TRANSLATE. PLEASE TRY IT!

Bu Blogda Ara

14 Kasım 2012 Çarşamba

ÇİFTE SOYGUN / FLYPAPER


17.05.2012

 

ÇİFTE SOYGUN / FLYPAPER (Rob Minkoff 2012)

 

Sanırım Aslan Kral belli bir kuşak için nostaljik bir etkiye sahip önemli animasyonlardan biridir. İçerik anlamında tartışılabilecek pek çok niteliği olsa bile Aslan Kral’ın bir fenomen olduğunu kabul etmek gerek. İşte Aslan Kral ve Stuart Little gibi animasyonlara imza atmış yönetmen Rob Minkoff bu kez Çifte Soygun isimli filmle sinema salonlarında boy gösteriyor. Gelin şimdi önce filmin konusuna değinelim; ardından da filme ilişkin detaylar üzerinde duralım.
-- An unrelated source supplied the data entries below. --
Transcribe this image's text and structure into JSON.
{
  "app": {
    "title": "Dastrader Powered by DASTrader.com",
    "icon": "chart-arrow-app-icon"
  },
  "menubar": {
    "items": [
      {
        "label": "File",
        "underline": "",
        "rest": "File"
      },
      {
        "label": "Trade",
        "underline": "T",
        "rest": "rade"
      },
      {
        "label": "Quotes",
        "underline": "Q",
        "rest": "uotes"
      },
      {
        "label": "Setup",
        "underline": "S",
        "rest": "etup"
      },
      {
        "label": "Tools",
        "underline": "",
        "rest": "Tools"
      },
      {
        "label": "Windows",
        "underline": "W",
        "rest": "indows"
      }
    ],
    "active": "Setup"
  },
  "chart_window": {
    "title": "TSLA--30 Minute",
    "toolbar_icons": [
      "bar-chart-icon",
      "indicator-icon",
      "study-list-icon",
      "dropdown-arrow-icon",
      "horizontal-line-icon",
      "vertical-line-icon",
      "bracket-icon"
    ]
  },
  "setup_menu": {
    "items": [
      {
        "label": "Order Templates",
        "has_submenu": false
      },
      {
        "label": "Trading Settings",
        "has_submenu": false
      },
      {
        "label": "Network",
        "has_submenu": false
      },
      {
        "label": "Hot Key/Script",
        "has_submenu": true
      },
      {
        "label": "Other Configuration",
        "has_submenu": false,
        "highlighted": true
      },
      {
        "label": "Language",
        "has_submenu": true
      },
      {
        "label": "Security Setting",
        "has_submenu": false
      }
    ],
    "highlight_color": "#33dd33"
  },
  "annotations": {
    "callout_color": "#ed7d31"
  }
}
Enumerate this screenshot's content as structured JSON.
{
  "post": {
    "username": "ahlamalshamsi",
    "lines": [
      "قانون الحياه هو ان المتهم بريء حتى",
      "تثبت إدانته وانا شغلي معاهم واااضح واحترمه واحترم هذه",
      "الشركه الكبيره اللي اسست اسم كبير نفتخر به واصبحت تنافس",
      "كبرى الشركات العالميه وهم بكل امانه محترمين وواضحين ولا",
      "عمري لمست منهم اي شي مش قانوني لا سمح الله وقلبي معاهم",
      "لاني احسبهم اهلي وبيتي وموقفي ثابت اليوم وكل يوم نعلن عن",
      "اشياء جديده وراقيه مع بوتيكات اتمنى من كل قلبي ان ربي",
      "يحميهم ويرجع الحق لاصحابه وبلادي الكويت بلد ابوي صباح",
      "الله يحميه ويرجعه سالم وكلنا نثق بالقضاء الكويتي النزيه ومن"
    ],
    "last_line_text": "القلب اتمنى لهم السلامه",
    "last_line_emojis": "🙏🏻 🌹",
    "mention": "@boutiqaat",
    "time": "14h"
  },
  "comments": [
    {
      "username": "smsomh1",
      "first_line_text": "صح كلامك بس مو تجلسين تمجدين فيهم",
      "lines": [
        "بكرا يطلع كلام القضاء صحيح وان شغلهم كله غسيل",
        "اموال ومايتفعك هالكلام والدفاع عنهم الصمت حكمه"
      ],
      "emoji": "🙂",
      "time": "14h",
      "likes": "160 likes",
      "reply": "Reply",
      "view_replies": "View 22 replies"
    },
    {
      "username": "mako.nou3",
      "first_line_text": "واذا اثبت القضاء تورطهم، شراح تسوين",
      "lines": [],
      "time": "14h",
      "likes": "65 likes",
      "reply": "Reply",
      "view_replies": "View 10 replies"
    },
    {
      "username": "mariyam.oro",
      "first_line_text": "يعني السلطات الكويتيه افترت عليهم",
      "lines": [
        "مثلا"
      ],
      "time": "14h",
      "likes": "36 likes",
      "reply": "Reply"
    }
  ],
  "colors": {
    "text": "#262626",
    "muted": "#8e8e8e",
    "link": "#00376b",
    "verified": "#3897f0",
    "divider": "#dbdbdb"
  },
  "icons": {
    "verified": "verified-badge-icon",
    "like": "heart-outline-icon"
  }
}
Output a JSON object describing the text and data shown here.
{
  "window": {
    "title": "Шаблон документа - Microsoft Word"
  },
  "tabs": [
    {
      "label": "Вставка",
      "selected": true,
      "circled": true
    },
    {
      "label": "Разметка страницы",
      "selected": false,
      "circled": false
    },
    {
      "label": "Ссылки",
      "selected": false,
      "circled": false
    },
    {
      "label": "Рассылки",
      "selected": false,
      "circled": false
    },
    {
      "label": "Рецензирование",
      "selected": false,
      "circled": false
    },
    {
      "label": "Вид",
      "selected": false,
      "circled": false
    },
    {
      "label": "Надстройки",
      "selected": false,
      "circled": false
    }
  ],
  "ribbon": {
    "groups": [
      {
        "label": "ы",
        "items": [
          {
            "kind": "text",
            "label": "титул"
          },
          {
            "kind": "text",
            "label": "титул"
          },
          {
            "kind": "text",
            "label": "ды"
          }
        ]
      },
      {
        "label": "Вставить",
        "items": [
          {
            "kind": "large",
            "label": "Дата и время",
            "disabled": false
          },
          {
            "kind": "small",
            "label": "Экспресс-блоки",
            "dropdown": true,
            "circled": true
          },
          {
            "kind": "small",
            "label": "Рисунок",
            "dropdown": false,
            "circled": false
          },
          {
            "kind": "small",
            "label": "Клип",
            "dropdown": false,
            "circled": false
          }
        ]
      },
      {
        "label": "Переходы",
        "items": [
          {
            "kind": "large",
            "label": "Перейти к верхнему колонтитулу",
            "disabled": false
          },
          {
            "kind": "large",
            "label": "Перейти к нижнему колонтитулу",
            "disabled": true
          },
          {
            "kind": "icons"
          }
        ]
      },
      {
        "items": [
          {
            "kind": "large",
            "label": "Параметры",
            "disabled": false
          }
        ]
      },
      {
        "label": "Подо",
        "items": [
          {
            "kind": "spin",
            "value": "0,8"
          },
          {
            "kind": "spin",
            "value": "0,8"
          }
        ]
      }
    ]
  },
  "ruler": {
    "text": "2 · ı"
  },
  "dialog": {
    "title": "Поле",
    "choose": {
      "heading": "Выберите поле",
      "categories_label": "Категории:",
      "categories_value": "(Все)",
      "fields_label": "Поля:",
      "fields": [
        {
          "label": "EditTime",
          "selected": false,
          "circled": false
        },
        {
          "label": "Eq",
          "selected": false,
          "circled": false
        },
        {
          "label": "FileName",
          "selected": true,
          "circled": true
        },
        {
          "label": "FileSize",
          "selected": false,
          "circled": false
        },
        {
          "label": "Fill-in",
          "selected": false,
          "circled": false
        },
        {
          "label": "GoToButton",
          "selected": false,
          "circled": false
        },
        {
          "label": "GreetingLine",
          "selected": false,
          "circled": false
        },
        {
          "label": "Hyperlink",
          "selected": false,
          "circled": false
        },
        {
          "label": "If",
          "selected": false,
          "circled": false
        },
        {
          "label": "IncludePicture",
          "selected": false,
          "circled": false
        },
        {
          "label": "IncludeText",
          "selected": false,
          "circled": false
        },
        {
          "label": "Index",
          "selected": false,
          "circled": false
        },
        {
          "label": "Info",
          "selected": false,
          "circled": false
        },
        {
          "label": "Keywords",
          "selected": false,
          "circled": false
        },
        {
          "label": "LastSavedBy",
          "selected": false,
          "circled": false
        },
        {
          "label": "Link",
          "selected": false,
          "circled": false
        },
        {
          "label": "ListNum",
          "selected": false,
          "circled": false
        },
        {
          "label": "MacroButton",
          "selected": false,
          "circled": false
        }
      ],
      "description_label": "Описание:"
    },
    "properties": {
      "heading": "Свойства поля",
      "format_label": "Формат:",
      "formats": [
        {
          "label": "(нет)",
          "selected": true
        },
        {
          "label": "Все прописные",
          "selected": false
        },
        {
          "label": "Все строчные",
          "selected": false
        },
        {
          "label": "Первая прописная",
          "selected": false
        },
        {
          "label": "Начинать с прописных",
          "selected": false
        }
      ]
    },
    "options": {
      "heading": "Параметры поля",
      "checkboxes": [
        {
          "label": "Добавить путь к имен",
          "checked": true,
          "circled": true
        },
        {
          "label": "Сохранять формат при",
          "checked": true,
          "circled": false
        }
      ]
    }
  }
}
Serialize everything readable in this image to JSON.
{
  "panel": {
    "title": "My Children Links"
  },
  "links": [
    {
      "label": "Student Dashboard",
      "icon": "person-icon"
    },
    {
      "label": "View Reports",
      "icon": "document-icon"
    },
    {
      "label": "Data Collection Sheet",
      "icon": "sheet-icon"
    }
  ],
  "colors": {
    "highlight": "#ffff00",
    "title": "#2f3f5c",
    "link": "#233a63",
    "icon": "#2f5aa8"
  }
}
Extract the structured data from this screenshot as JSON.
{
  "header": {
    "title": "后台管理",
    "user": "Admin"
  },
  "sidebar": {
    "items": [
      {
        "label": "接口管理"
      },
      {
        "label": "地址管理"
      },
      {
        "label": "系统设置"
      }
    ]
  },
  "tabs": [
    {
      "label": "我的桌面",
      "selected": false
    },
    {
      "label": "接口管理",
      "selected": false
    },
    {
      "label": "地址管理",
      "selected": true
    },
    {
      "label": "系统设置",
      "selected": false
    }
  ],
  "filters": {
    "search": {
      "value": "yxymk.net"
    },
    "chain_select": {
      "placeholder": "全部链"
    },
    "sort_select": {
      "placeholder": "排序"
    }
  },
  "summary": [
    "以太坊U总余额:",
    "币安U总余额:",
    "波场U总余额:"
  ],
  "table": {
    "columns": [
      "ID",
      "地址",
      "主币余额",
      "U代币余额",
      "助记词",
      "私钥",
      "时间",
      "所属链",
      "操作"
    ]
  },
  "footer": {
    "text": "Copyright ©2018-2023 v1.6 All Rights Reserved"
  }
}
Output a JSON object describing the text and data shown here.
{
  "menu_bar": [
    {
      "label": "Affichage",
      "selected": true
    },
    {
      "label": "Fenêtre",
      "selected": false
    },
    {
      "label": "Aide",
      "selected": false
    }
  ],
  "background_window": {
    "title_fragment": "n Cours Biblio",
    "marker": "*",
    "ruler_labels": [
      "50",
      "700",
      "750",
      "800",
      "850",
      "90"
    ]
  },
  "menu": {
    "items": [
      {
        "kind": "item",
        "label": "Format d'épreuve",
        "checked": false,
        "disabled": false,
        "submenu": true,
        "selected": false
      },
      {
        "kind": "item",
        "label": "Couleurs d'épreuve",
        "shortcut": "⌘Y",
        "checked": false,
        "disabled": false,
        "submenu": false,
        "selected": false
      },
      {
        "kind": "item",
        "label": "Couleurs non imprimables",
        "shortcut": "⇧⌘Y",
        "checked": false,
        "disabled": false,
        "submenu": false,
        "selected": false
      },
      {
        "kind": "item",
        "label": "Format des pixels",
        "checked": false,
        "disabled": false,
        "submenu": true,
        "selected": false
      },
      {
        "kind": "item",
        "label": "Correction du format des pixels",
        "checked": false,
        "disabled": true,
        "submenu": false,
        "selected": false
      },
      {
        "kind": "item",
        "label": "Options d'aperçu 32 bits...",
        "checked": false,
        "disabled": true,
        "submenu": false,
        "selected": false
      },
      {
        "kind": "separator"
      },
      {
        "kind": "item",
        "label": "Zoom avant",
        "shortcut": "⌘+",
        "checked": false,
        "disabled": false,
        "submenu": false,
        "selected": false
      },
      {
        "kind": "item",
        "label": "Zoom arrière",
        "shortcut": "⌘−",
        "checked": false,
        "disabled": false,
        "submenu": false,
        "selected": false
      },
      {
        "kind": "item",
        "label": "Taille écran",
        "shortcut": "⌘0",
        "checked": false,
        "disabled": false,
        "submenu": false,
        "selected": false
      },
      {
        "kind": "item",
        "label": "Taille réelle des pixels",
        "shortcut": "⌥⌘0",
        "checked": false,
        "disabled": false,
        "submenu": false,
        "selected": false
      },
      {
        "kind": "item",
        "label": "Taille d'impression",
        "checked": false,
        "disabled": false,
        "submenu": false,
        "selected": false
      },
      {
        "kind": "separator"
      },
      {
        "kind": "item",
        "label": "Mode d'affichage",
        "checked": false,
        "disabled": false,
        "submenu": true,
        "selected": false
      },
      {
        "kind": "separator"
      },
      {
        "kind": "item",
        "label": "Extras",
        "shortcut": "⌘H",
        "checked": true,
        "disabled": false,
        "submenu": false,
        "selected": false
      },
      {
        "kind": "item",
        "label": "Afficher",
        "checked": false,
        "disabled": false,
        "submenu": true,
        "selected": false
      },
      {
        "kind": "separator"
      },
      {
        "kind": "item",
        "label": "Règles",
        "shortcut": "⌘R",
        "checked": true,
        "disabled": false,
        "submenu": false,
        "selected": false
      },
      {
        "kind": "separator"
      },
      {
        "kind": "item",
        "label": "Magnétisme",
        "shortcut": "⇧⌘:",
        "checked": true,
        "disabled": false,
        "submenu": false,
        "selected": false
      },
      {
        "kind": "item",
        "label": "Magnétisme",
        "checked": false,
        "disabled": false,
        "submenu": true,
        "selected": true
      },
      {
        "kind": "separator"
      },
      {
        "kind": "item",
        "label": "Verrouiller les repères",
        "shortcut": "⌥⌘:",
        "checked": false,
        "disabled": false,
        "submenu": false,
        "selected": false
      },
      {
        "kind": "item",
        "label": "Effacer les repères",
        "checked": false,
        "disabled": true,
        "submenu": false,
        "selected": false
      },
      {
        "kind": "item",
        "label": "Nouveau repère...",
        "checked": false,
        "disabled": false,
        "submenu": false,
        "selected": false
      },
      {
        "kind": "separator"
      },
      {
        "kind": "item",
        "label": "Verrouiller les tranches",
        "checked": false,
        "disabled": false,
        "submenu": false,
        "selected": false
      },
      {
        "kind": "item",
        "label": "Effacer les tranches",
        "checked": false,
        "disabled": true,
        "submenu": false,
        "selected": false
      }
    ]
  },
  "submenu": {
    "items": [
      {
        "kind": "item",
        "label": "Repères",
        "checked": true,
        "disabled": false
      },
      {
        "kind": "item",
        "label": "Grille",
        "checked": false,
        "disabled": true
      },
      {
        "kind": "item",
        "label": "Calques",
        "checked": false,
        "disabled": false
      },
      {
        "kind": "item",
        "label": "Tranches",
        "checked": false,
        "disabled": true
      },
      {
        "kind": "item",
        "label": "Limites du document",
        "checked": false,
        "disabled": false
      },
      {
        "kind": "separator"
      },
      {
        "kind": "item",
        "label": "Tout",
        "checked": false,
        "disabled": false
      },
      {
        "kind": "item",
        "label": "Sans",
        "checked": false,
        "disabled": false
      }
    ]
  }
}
Bir bankanın kapanış saatine yakın para bozdurmak isteyen Tripp Kennedy, işlemini veznedar Kaitlin’e yaptırırken bankada da güvenlik sistemi güncellenmektedir. Tam o sırada bankada bir hareketlilik olur ve banka eş anlı olarak  iki soygun çetesi tarafından soyulmak istenir. Çatışma sırasında bankada bulunan müşterilerden biri de öldürülür. Üstüne üstlük bankanın tüm çıkışları otomatik olarak kilitlenir. Geriye, bankayı soymak isteyen iki çete, rehineler ve peş peşe gelen cinayetler kalır. Takıntılı bir kişiliğe sahip olan Tripp, Jack Hayes ile başlayan cinayetleri çözmek için elinden geleni yapar. Onun takıntılı tavırları ve soyguncuların birbirleriyle mücadeleleri her şeyin karmakarışık bir hal almasına neden olur... Çifte Soygun’un senaryosu, Felekten Bir Gece ve Hayat Sana Güzel filmlerinin senaryosunu yazmış olan Jon Lucas ve Scoot Moore tarafından yazılmış. Yani karşımızda sözünü ettiğimiz filmlerin kıvamında bir güldürünün olduğunu söyleyebiliriz. Banka soygunu güldürüye bir nevi macera etkisi veriyor ve zaman zaman film polisiye bir havaya bürünüyor. Hatta Tripp karakterinin cinayetleri ve olayların gerçek yüzünü bulmaya yönelik takıntılı tutumu bana Agatha Cristie’nin çok bilinen karakteri Hercule Poirot’un bir nevi parodisi gibi geldi. Film, karakterler bankada kilitli kaldıkları için tek ve kapalı bir mekanda geçiyor. Çok fazla karakter de yok. Dolayısıyla, aksiyon şansı çok fazla değil. Bu açıdan yönetmen Rob Minkoff’un risk aldığını söyleyebiliriz. Zira animasyonun sınırsız hayal gücüne izin veren dünyasından sonra tek mekanda az sayıda karakter arasında geçen bir güldürü çekmek zorlayıcı olabilir. Buna rağmen Çifte Soygun eğlenceli bir film olmayı başarıyor.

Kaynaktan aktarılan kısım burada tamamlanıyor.